The Swiss decision to deny visas to Zimbabweans planning to attend a meeting in Geneva has led to presidential threats against Swiss properties in the African state.
An angry President Robert Mugabe warned: “We are not without means to reciprocate.”
Mugabe has taken offence because Switzerland refused visas to some of the Zimbabwean delegation expected at Telecom World – a summit of the International Telecommunications Union (ITU) which was held from October 24 to 27 in Geneva.
Among those to miss out on the event were Mugabe’s wife, the foreign minister and the telecommunications minister.
"Now they [the Swiss] are showing that they are vicious and we will reciprocate because they have their properties here," said the elderly president, as reported in Zimbabwe’s state-controlled The Herald newspaper on Monday.
In a written response to swissinfo.ch, the Swiss foreign ministry explained its actions: “The decisions taken by Switzerland in relation to visas are taken in the light of the law in force and particularly take account of Switzerland’s obligations as the state hosting the ITU.”
“With regard to an official delegation at a conference held by an international organisation with which Switzerland has concluded a headquarters agreement, the questions that can potentially be raised in this context are if necessary discussed with the organisation concerned. In this context, Switzerland has to reconcile its obligations under international law and the requirements issuing from sanctions taken against a particular person.”
According to the foreign ministry, 284 Swiss, including 120 dual nationals were resident in Zimbabwe at the end of last year. The ministry adds that to its knowledge seven Swiss companies are present in the country.
The most visible is Nestlé Zimbabwe and its factory based in the capital Harare, which produces soups, powdered milk and cereals for the local market.
“Nestlé Zimbabwe has not been approached by the local authorities on this subject. We are in permanent contact with the Swiss authorities,” Nestlé spokesman Chris Hogg said in a written response to swissinfo.ch.
Last year Nestlé Zimbabwe, like other multinationals, was obliged to cede 51 per cent of the company as part of an economic “indigenisation” policy.
“Nestlé Zimbabwe presented a plan relating to the indigenisation in November 2010. We also responded to a letter received from the Ministry of Indigenisation on August 18, 2011 and we have been in contact with the authorities concerned with this subject since then,” Hogg added.
Mugabe’s spokesman refused to confirm to local media that Mugabe was seeking to accelerate a potential nationalisation of the Nestlé factory. Instead he asked: “If you don’t want to welcome visitors from Zimbabwe, why do you want to make money in Zimbabwe?”
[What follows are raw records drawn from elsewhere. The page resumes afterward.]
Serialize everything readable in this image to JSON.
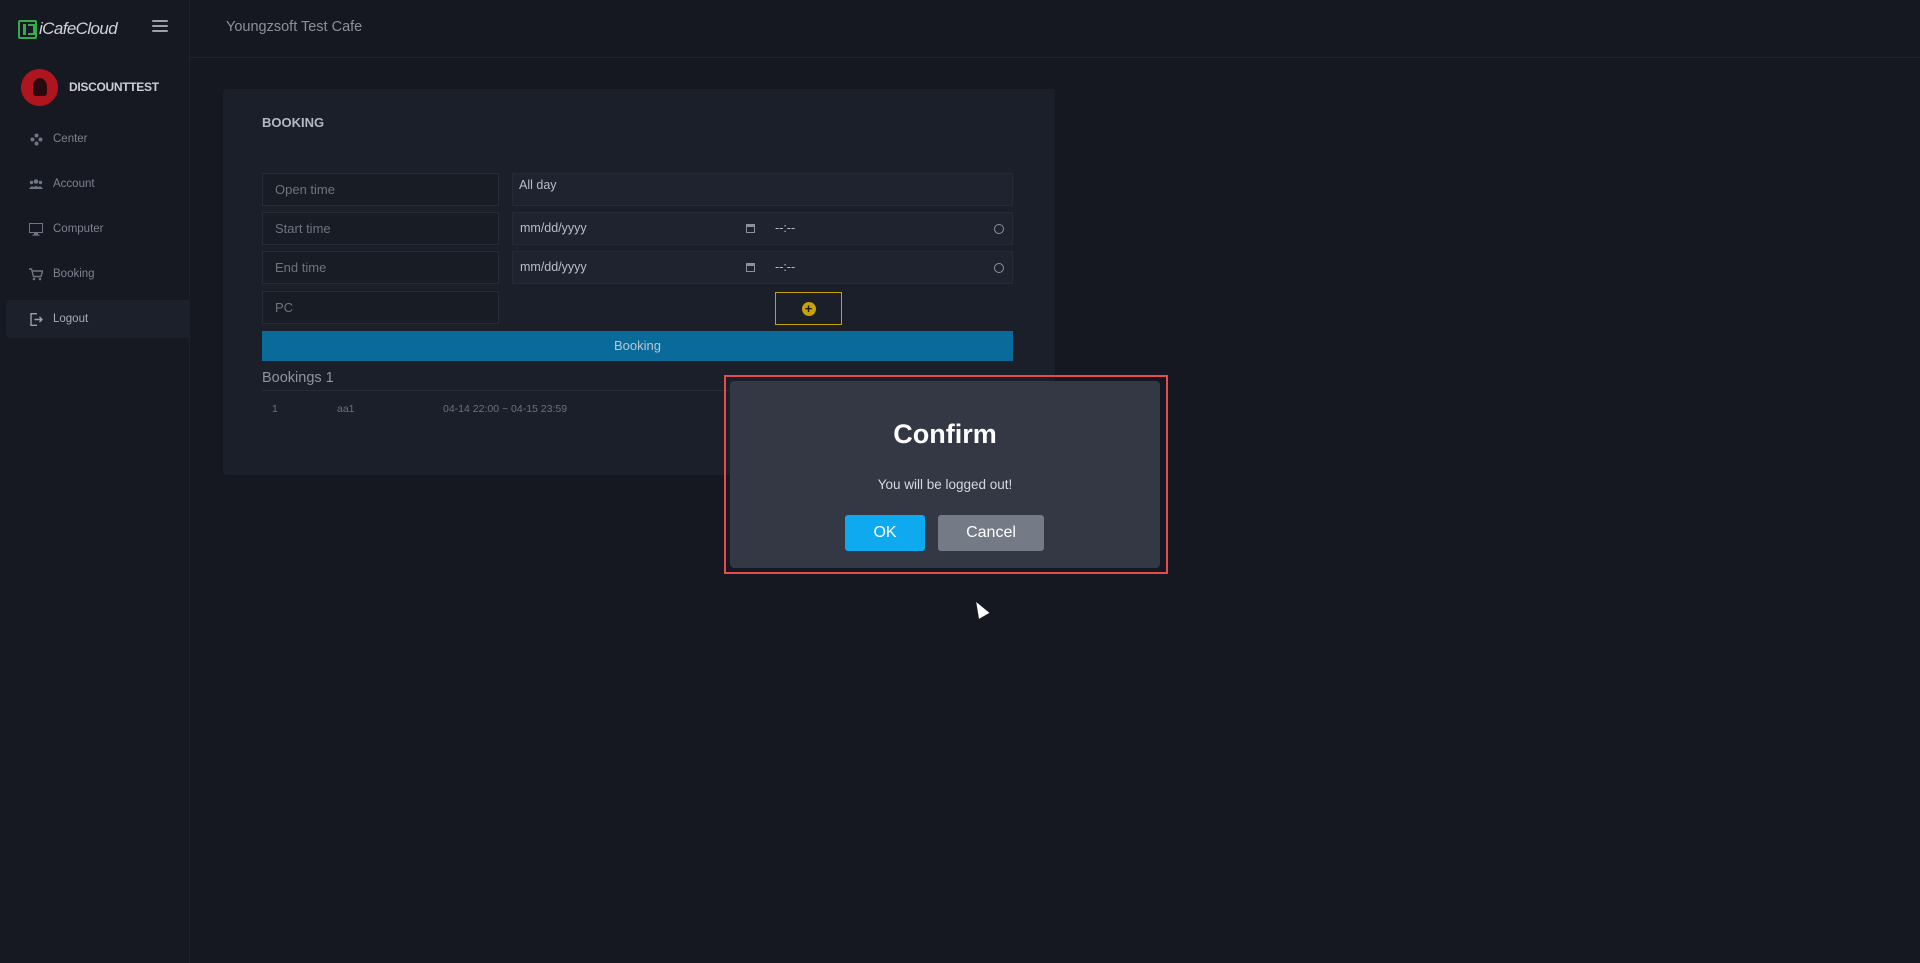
{
  "app": {
    "logo_text": "iCafeCloud",
    "cafe_name": "Youngzsoft Test Cafe"
  },
  "user": {
    "name": "DISCOUNTTEST"
  },
  "sidebar": {
    "items": [
      {
        "label": "Center",
        "icon": "gamepad-icon"
      },
      {
        "label": "Account",
        "icon": "users-icon"
      },
      {
        "label": "Computer",
        "icon": "monitor-icon"
      },
      {
        "label": "Booking",
        "icon": "cart-icon"
      },
      {
        "label": "Logout",
        "icon": "logout-icon"
      }
    ]
  },
  "booking": {
    "title": "BOOKING",
    "open_time_label": "Open time",
    "open_time_value": "All day",
    "start_time_label": "Start time",
    "start_date_placeholder": "mm/dd/yyyy",
    "start_time_placeholder": "--:--",
    "end_time_label": "End time",
    "end_date_placeholder": "mm/dd/yyyy",
    "end_time_placeholder": "--:--",
    "pc_label": "PC",
    "add_symbol": "+",
    "submit_label": "Booking",
    "list_title": "Bookings 1",
    "rows": [
      {
        "index": "1",
        "pc": "aa1",
        "range": "04-14 22:00 ~ 04-15 23:59"
      }
    ]
  },
  "modal": {
    "title": "Confirm",
    "message": "You will be logged out!",
    "ok_label": "OK",
    "cancel_label": "Cancel"
  },
  "colors": {
    "accent": "#0fa9f0",
    "booking_button": "#0a6a9a",
    "add_button": "#c9a106",
    "highlight_outline": "#e74c4c"
  }
}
Stephen Smith, Africa expert who criss-crossed the continent in his career as a journalist, questions the indigenisation policy.
“This policy is equivalent to the seizing of the lands of the white farmers launched in 2000. But it leads to even more pointed practical questions than with the farms: how can they be run without the old owners?”
Since the seizing of the white farms and the severe reaction of Western countries, Mugabe has shown himself to be more and more inflexible towards them, so much so that the European Union, followed by Switzerland, adopted a series of sanctions almost ten years ago, in reaction to election manipulation and a bloody repression.
Zimbabwe’s attorney-general recently announced that Harare had engaged a team of lawyers to file a lawsuit against the European Union for imposing illegal sanctions on President Robert Mugabe and his inner circle since 2000.
Johannes Tomana told The Herald newspaper: "We are done with the paperwork and what is only left is to get the necessary travel documents to [travel to] Europe."
Is this just the posturing of an elderly president (87) and a regime at the end of the road, isolated by the international community? On the contrary, according to Smith. “The thunderous declarations and the resolutions of the international community against the regime have not had much effect.”
“With its security forces, it [the regime] rules the country with an iron fist,” he added. “What happens in the West is nothing but a fraction of the regime of terror that the Zimbabweans have been subject to these past years.”
Officially the country is run by a government of national unity, the result of negotiations with opposition leader Morgan Tsvangirai, brokered by South Africa.
“This government has no real power. Furthermore, Robert Mugabe is seeking to provoke the anticipated elections to get rid of Tsvangirai," Smith said.
"This election could happen during the first half of 2012 and the result is hardly in doubt. Robert Mugabe will no longer even have to pretend to share power.”
Relations with Switzerland
Switzerland refused to recognise the independence of Rhodesia in 1965. Bern, like other states, backed UN sanctions against the regime but banned the export of military materiel.
In 1980 Switzerland recognised the independence and constitution of Zimbabwe and opened a consulate in Harare.
Since the late 1990s the country has been experiencing a serious political and economic crisis. In the past decade Switzerland has frozen bilateral relations with Harare and joined the European Union and other nations in imposing sanctions for electoral fraud and human rights abuses.
The Swiss embassy supports limited projects to promote human rights and the environment.